Kişiler şemalarını tetikleyen bir olay meydana geldiğinde korku, endişe veya utanma gibi başa çıkması zor duygular yaşamakta ve bu duyguları yatıştırabilmek için genellikle sağlıksız yollarla başa çıkma yöntemi geliştirmektedir (Rafaeli, Berstein ve Young, 2011). Bu noktada kişinin geliştirdiği başa çıkma biçiminin büyük oranda mizacıyla bağlantılı olduğu varsayılmaktadır (Young, Klosko ve Weishaar, 2003). Kişi başa çıkma biçimini oluştururken kendi mizacına en uygun olan yöntemi kullanmaya eğilimli olacaktır (Babajani, Akrami ve Farahani, 2014; Young, Klosko ve Weishaar, 2003). Bunun yanı sıra çocuğun ebeveynlerinden hangisi ile özdeşim kurduğu da başa çıkma biçiminin belirlenmesinde etkin rol oynamaktadır (Young ve Klosko, 1993; Young, Klosko ve Weishaar, 2003).
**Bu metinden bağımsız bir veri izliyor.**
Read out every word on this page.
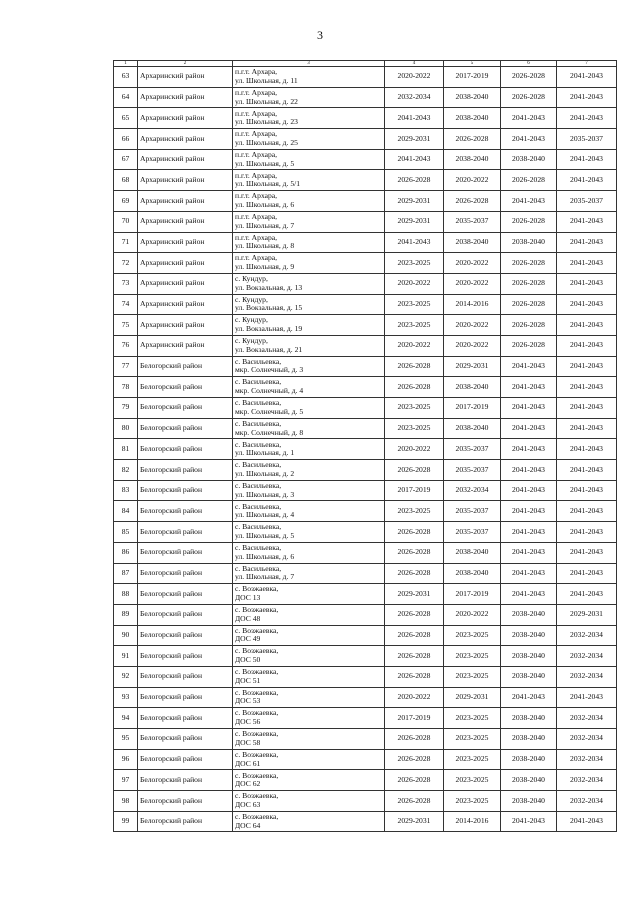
3
1	2	3	4	5	6	7
63	Архаринский район	п.г.т. Архара,
ул. Школьная, д. 11	2020-2022	2017-2019	2026-2028	2041-2043
64	Архаринский район	п.г.т. Архара,
ул. Школьная, д. 22	2032-2034	2038-2040	2026-2028	2041-2043
65	Архаринский район	п.г.т. Архара,
ул. Школьная, д. 23	2041-2043	2038-2040	2041-2043	2041-2043
66	Архаринский район	п.г.т. Архара,
ул. Школьная, д. 25	2029-2031	2026-2028	2041-2043	2035-2037
67	Архаринский район	п.г.т. Архара,
ул. Школьная, д. 5	2041-2043	2038-2040	2038-2040	2041-2043
68	Архаринский район	п.г.т. Архара,
ул. Школьная, д. 5/1	2026-2028	2020-2022	2026-2028	2041-2043
69	Архаринский район	п.г.т. Архара,
ул. Школьная, д. 6	2029-2031	2026-2028	2041-2043	2035-2037
70	Архаринский район	п.г.т. Архара,
ул. Школьная, д. 7	2029-2031	2035-2037	2026-2028	2041-2043
71	Архаринский район	п.г.т. Архара,
ул. Школьная, д. 8	2041-2043	2038-2040	2038-2040	2041-2043
72	Архаринский район	п.г.т. Архара,
ул. Школьная, д. 9	2023-2025	2020-2022	2026-2028	2041-2043
73	Архаринский район	с. Кундур,
ул. Вокзальная, д. 13	2020-2022	2020-2022	2026-2028	2041-2043
74	Архаринский район	с. Кундур,
ул. Вокзальная, д. 15	2023-2025	2014-2016	2026-2028	2041-2043
75	Архаринский район	с. Кундур,
ул. Вокзальная, д. 19	2023-2025	2020-2022	2026-2028	2041-2043
76	Архаринский район	с. Кундур,
ул. Вокзальная, д. 21	2020-2022	2020-2022	2026-2028	2041-2043
77	Белогорский район	с. Васильевка,
мкр. Солнечный, д. 3	2026-2028	2029-2031	2041-2043	2041-2043
78	Белогорский район	с. Васильевка,
мкр. Солнечный, д. 4	2026-2028	2038-2040	2041-2043	2041-2043
79	Белогорский район	с. Васильевка,
мкр. Солнечный, д. 5	2023-2025	2017-2019	2041-2043	2041-2043
80	Белогорский район	с. Васильевка,
мкр. Солнечный, д. 8	2023-2025	2038-2040	2041-2043	2041-2043
81	Белогорский район	с. Васильевка,
ул. Школьная, д. 1	2020-2022	2035-2037	2041-2043	2041-2043
82	Белогорский район	с. Васильевка,
ул. Школьная, д. 2	2026-2028	2035-2037	2041-2043	2041-2043
83	Белогорский район	с. Васильевка,
ул. Школьная, д. 3	2017-2019	2032-2034	2041-2043	2041-2043
84	Белогорский район	с. Васильевка,
ул. Школьная, д. 4	2023-2025	2035-2037	2041-2043	2041-2043
85	Белогорский район	с. Васильевка,
ул. Школьная, д. 5	2026-2028	2035-2037	2041-2043	2041-2043
86	Белогорский район	с. Васильевка,
ул. Школьная, д. 6	2026-2028	2038-2040	2041-2043	2041-2043
87	Белогорский район	с. Васильевка,
ул. Школьная, д. 7	2026-2028	2038-2040	2041-2043	2041-2043
88	Белогорский район	с. Возжаевка,
ДОС 13	2029-2031	2017-2019	2041-2043	2041-2043
89	Белогорский район	с. Возжаевка,
ДОС 48	2026-2028	2020-2022	2038-2040	2029-2031
90	Белогорский район	с. Возжаевка,
ДОС 49	2026-2028	2023-2025	2038-2040	2032-2034
91	Белогорский район	с. Возжаевка,
ДОС 50	2026-2028	2023-2025	2038-2040	2032-2034
92	Белогорский район	с. Возжаевка,
ДОС 51	2026-2028	2023-2025	2038-2040	2032-2034
93	Белогорский район	с. Возжаевка,
ДОС 53	2020-2022	2029-2031	2041-2043	2041-2043
94	Белогорский район	с. Возжаевка,
ДОС 56	2017-2019	2023-2025	2038-2040	2032-2034
95	Белогорский район	с. Возжаевка,
ДОС 58	2026-2028	2023-2025	2038-2040	2032-2034
96	Белогорский район	с. Возжаевка,
ДОС 61	2026-2028	2023-2025	2038-2040	2032-2034
97	Белогорский район	с. Возжаевка,
ДОС 62	2026-2028	2023-2025	2038-2040	2032-2034
98	Белогорский район	с. Возжаевка,
ДОС 63	2026-2028	2023-2025	2038-2040	2032-2034
99	Белогорский район	с. Возжаевка,
ДОС 64	2029-2031	2014-2016	2041-2043	2041-2043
Young, şemalarla başa çıkmada üç yöntem belirlemiştir: a) Şema Teslimi

b) Şema Kaçınması

c) Şema Aşırı Telafisi (Rafaeli, Berstein ve Young, 2011; Young ve Klosko, 1993; Young, Klosko ve Weishaar, 2003). Kişi, şemasını aktive eden ve dolayısıyla kendisini duygusal anlamda strese sokan bir durum yaşandığında başa çıkma biçimini devreye sokmaktadır. Ayrıca bir kişi yalnızca bir başa çıkma stilini

23

kullanmak zorunda değildir. Başa çıkma biçimleri zaman zaman da farklılıklar gösterebilmektedir (Young, Klosko ve Weishaar, 2003). Kişinin kullandığı başa çıkma biçimi içinde bulunulan duruma, baş edilmesi gereken kişiye ve mevcut durumda kişinin elinde bulundurduğu güce bağlı olarak değişiklik gösterebilmektedir (Roediger, 2009).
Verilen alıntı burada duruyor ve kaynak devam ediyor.